Мое маленькое замѣшательство, должно быть, не ускользнуло отъ его взгляда: онъ подозрительно и прямо посмотрѣлъ на меня.,-- Не продаю ли я за эти деньги свою госпожу? Такъ я не Іуда, сударь!... Возьмите ихъ: старый нищій и безъ нихъ можетъ умереть,-- воскликнулъ онъ, протягивая ко мнѣ дрожащую руку съ деньгами.
-- Что ты! Господь съ тобою, старичокъ! Какъ это ты могъ подумать только? Я -- не полицейскій,-- рѣшился я солгать.-- Мнѣ просто жаль твою старость да безпомощность, а я -- человѣкъ не бѣдный!... (Если бы онъ зналъ, что данные ему три рубля были послѣдніе изъ моего наличнаго въ то время капитала!). Да, наконецъ, твоя "госпожа" не виновата въ томъ, что ее такъ жестоко обидѣли люди! Она можетъ жить какъ ей угодно, и никому до этого нѣтъ никакого дѣла... Дурные слухи о ней -- чистѣйшій вздоръ, уличная болтовня!

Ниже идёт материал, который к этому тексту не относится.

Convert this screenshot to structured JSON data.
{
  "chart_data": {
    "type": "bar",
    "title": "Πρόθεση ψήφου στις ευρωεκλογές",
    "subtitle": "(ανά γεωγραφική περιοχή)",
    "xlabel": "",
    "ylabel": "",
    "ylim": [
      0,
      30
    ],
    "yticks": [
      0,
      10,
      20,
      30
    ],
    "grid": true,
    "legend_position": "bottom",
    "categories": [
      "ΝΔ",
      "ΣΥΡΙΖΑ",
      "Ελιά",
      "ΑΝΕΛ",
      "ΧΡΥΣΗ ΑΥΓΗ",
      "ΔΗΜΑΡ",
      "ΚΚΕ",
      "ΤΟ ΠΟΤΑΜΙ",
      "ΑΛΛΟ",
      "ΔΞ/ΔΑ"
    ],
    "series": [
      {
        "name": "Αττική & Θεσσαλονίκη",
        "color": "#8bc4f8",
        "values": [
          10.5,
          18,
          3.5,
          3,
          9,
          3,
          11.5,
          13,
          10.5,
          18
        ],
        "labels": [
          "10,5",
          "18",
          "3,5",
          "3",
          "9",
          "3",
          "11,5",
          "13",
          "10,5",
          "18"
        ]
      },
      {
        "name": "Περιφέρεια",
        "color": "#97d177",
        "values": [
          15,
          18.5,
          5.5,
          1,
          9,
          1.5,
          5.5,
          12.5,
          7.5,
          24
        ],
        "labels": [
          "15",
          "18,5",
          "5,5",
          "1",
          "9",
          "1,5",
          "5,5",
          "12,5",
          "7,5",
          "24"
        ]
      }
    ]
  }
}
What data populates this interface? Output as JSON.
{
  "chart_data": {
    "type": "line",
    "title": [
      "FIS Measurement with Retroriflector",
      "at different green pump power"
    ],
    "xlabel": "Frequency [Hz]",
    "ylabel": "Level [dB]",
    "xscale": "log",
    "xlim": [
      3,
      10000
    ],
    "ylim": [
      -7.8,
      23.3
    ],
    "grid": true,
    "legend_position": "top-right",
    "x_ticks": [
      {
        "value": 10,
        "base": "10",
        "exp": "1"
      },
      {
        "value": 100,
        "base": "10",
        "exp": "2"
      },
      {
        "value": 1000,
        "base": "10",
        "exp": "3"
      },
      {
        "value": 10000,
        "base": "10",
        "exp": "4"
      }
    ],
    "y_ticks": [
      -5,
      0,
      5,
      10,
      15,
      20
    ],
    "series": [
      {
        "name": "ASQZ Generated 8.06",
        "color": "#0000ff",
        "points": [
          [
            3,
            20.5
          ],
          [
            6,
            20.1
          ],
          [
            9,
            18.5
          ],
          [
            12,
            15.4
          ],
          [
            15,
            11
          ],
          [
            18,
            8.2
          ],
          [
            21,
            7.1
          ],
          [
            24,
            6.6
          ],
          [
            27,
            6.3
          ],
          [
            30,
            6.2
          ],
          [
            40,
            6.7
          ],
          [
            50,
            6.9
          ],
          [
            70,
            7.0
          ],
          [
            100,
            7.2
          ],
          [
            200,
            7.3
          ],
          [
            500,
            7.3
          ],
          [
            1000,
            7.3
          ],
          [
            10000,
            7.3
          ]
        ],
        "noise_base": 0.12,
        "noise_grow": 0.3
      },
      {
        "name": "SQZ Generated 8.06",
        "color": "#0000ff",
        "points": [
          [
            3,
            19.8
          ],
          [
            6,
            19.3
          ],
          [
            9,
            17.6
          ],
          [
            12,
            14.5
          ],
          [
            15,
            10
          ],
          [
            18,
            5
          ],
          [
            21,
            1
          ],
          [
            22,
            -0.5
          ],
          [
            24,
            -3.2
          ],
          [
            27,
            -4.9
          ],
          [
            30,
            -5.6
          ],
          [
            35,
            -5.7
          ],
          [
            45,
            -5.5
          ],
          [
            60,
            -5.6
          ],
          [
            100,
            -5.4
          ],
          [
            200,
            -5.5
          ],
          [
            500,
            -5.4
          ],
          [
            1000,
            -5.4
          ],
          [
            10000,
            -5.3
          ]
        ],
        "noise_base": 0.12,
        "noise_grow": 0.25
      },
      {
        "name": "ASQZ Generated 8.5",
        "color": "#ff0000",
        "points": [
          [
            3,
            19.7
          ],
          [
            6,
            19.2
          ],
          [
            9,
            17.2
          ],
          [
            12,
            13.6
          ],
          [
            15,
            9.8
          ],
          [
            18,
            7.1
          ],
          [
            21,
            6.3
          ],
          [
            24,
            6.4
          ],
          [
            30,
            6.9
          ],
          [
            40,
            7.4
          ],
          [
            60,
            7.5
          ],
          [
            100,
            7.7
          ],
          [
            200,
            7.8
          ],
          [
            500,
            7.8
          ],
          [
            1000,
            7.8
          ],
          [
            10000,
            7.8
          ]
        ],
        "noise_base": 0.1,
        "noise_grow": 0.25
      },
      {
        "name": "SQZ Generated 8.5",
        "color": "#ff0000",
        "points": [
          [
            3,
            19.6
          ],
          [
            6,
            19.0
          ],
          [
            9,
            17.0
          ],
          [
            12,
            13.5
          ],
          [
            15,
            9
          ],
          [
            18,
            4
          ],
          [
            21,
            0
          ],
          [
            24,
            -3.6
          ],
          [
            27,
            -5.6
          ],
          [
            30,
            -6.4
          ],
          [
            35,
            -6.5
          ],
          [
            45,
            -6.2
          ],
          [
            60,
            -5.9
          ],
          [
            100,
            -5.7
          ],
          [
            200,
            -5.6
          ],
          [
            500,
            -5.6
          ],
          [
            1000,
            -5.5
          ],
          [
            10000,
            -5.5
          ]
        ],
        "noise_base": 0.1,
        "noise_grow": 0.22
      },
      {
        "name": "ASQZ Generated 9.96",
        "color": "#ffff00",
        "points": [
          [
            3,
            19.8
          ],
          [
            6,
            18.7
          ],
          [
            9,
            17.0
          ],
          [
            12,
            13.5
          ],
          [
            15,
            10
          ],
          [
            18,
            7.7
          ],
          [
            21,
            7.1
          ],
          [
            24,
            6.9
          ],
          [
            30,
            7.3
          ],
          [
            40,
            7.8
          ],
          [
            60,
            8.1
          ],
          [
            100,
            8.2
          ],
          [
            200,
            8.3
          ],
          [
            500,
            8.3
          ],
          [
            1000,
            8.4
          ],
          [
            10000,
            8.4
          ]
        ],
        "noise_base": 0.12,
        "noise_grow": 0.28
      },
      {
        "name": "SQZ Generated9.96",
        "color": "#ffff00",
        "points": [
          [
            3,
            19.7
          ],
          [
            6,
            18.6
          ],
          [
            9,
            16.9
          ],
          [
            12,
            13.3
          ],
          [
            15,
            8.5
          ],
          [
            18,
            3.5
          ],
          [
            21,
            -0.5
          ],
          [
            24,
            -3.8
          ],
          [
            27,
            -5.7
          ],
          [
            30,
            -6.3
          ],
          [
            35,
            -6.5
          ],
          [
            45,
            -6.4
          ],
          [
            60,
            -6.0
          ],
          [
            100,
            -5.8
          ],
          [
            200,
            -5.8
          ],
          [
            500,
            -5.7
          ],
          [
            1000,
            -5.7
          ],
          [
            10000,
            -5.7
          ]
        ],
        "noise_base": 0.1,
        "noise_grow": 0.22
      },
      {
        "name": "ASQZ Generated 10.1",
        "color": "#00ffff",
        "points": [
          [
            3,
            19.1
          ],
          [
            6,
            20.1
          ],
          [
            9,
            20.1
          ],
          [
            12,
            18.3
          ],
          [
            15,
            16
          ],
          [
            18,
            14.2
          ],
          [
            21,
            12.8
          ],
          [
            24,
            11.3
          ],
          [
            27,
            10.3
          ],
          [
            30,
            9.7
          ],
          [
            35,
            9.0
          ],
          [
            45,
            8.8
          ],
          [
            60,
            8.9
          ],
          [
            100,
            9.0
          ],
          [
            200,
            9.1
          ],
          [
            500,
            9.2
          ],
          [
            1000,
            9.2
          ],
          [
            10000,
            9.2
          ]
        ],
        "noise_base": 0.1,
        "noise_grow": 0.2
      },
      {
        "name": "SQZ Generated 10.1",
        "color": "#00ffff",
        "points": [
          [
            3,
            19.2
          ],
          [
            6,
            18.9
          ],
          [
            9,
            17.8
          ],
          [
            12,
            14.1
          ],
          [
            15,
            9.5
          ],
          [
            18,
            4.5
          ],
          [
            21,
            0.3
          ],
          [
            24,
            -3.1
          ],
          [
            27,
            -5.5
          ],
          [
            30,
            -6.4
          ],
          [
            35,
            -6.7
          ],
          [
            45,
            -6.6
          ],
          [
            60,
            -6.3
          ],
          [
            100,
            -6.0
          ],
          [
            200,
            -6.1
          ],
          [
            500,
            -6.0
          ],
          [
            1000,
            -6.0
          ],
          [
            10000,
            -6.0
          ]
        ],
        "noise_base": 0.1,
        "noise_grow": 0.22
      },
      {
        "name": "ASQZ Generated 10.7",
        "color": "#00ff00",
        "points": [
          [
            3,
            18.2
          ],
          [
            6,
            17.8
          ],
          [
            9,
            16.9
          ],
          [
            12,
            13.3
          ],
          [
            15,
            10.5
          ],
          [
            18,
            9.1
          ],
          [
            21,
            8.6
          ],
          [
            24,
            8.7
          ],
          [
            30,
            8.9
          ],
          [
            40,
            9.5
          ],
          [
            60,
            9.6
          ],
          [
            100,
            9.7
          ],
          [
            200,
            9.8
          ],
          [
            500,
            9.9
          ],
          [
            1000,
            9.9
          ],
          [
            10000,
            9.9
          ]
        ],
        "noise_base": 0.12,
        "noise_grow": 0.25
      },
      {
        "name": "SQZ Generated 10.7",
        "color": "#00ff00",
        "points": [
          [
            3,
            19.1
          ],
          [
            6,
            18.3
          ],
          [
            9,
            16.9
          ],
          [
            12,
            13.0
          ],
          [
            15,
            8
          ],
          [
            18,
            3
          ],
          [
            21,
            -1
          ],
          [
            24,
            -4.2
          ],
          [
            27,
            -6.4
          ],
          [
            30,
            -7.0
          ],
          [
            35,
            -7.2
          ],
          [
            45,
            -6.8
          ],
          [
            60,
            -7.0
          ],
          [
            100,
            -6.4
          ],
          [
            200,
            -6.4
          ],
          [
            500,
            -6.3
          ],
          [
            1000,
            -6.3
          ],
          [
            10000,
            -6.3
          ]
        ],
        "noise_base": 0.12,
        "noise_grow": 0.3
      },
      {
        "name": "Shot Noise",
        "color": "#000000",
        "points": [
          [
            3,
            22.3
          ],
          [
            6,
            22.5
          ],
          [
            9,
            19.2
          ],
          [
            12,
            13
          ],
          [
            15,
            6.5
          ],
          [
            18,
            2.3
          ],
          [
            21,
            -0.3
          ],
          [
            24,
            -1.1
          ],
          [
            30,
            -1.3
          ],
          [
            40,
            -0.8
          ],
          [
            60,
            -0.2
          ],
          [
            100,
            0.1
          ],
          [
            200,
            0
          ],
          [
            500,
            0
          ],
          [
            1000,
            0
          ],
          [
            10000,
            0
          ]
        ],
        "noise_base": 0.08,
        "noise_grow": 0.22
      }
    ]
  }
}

Старикъ еще разъ взглянулъ на меня, качнулъ раза два головою изъ стороны въ сторону, спряталъ деньги въ одну изъ множества заплатъ своего бешмета и грустно проговорилъ:
-- Спасибо вамъ, сударь! Въ послѣдній день я предстану предъ Нимъ не въ этомъ... рубищѣ... (и онъ внезапно со слезами благодарности на глазахъ поцѣловалъ меня въ плечо). Но... только если что худое случится съ ней, Богъ вамъ судья, сударь!...
И онъ тихо, въ раздумья, отошелъ отъ меня.
И такъ, все объясняется очень просто и само собою: обитатели преслѣдуемаго мною таинственнаго дома просто одержимы тихимъ, никому неопаснымъ безуміемъ и -- только. А, вѣдь, чуть ли не завтра хотѣлъ я доложить своему начальству о возбужденіи мною интересныхъ розысковъ. Хорошъ былъ бы!
Мнѣ, однако, не давали покоя заключительныя слова разсказа стараго нищаго о томъ, какая страшная судьба постигла жену и дочь бывшаго жениха Пелагеи. Нѣтъ, надо покороче узнать ближайшія причины сумасшествія этихъ двухъ женщинъ въ томъ предположеніи, что, можетъ быть, между ихъ безуміемъ и Пелагеею есть что-нибудь общее... Мщеніе? Но какъ? Какими тайными путями оно проводится? Вотъ вопросъ, на который, казалось, никогда не найти отвѣта.
Добрыхъ полчаса вертѣлъ я и переворачивалъ эту мысль, подыскивалъ всевозможныя комбинаціи, подтасовывалъ факты и не пришелъ ровно ни къ какому результату. Только къ вечеру, вернувшись съ доклада по начальству о благополучіи, я рѣшилъ завтра же утромъ побывать на базарѣ и поближе присмотрѣться къ торговлѣ молокомъ обитателей таинственнаго дома.